Daran schließt sich eine praktische Frage an, die in Strategiepapieren oft zu kurz kommt: wem am Ende die Nutzungs- und Lerndaten gehören. Läuft ein Format über eine Agenturplattform, liegen die Daten zunächst dort, für den Wirkungsnachweis braucht das Unternehmen aber Zugriff. Das passiert im Idealfall in einer Form, die sich mit anderen Formaten vergleichen lässt. Auch bei der inhaltlichen Qualitätssicherung setzen Unternehmen auf zusätzliche Instanzen.

Die Medical Academy von Novartis bindet für die Themenauswahl einen unabhängigen ärztlichen Beirat ein. Das ist eine Governance-Logik, die sich auch auf Daten und Erfolgsmessung übertragen ließe. Solche Punkte gehören deshalb von Anfang an in den Vertrag mit einer Bildungsagentur und sollten daher nicht erst in die Auswertung am Projektende angesprochen werden. Frühzeitig geklärt, erspart das später aufwendige Nachverhandlungen, gerade wenn ein Format über mehrere Jahre läuft und die Datenbasis mit jeder neuen Staffel wächst.
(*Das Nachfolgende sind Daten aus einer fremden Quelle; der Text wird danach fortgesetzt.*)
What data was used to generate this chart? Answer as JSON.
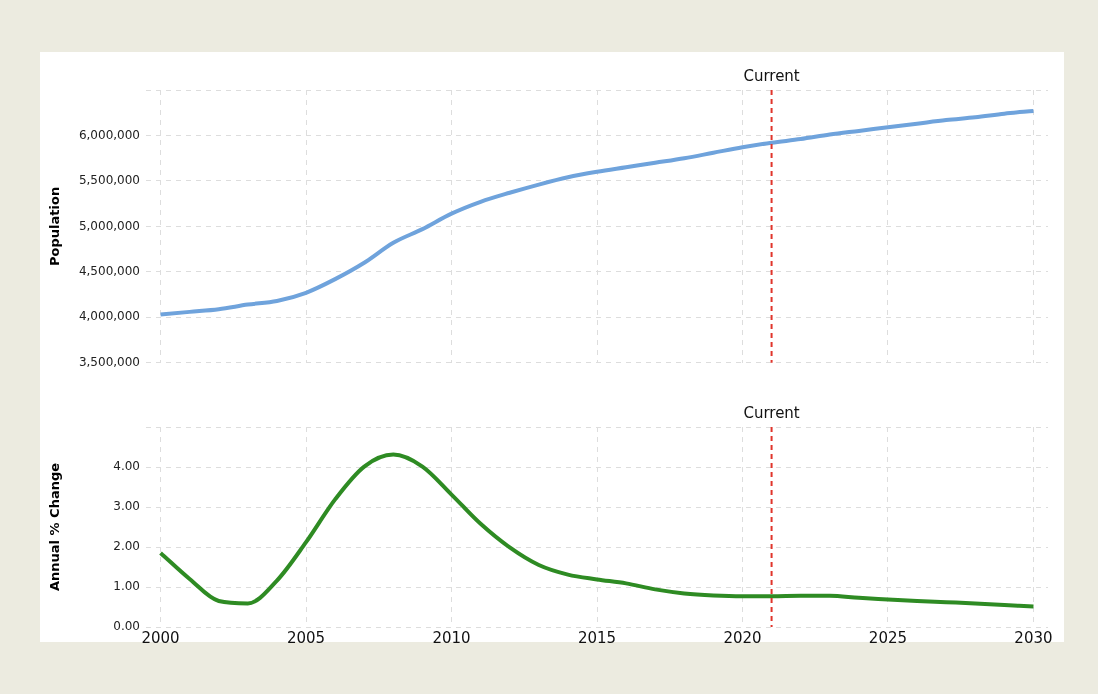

Die Wirkung muss belegbar sein

Je etablierter der Begriff Return on Education wird, desto größer wird zugleich die Versuchung, ihn unbelegt zu verwenden. Ein Webinar heißt schnell Bildungsformat, ohne dass später geprüft wird, ob tatsächlich etwas gelernt wurde. Gerade weil Beispiele wie die genannten zeigen, wie viel Aufwand eine seriöse Umsetzung erfordert, fällt ein bloßes Umetikettieren bestehender Kampagnen zunehmend auf. Für Marketingabteilungen wie für Agenturen steckt darin auch ein Reputationsrisiko, denn wer Wirkung behauptet, ohne sie zu belegen, verliert bei der nächsten kritischen Nachfrage an Glaubwürdigkeit, und mit ihr das Argument für künftige Budgets.
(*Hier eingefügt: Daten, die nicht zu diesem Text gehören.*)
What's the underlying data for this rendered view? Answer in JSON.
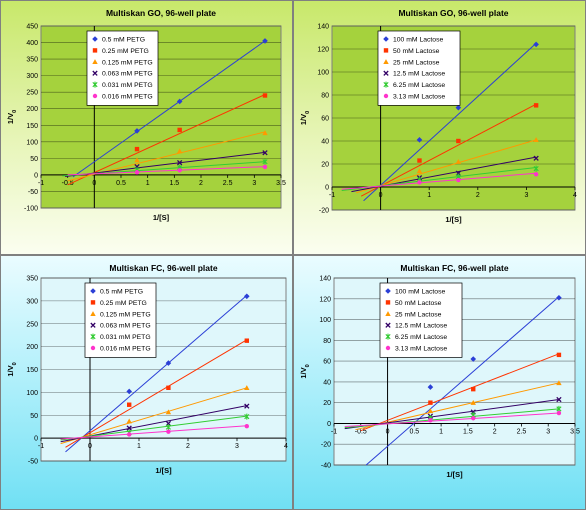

Return on Education verändert damit nicht nur, was kommuniziert wird, sondern wie Marketingabteilungen und Agenturen miteinander arbeiten, beginnend von der Budgetlogik über das Briefing bis hin zur Datenfrage. Die Beispiele aus der Branche zeigen, dass dieser Umbau bereits läuft und sich lohnt, weil Unternehmen, die konsequent auf Wirkung statt Reichweite setzen, ein Vertrauensverhältnis zu Ärztinnen und Ärzten aufbauen, das sich langfristig auszahlt.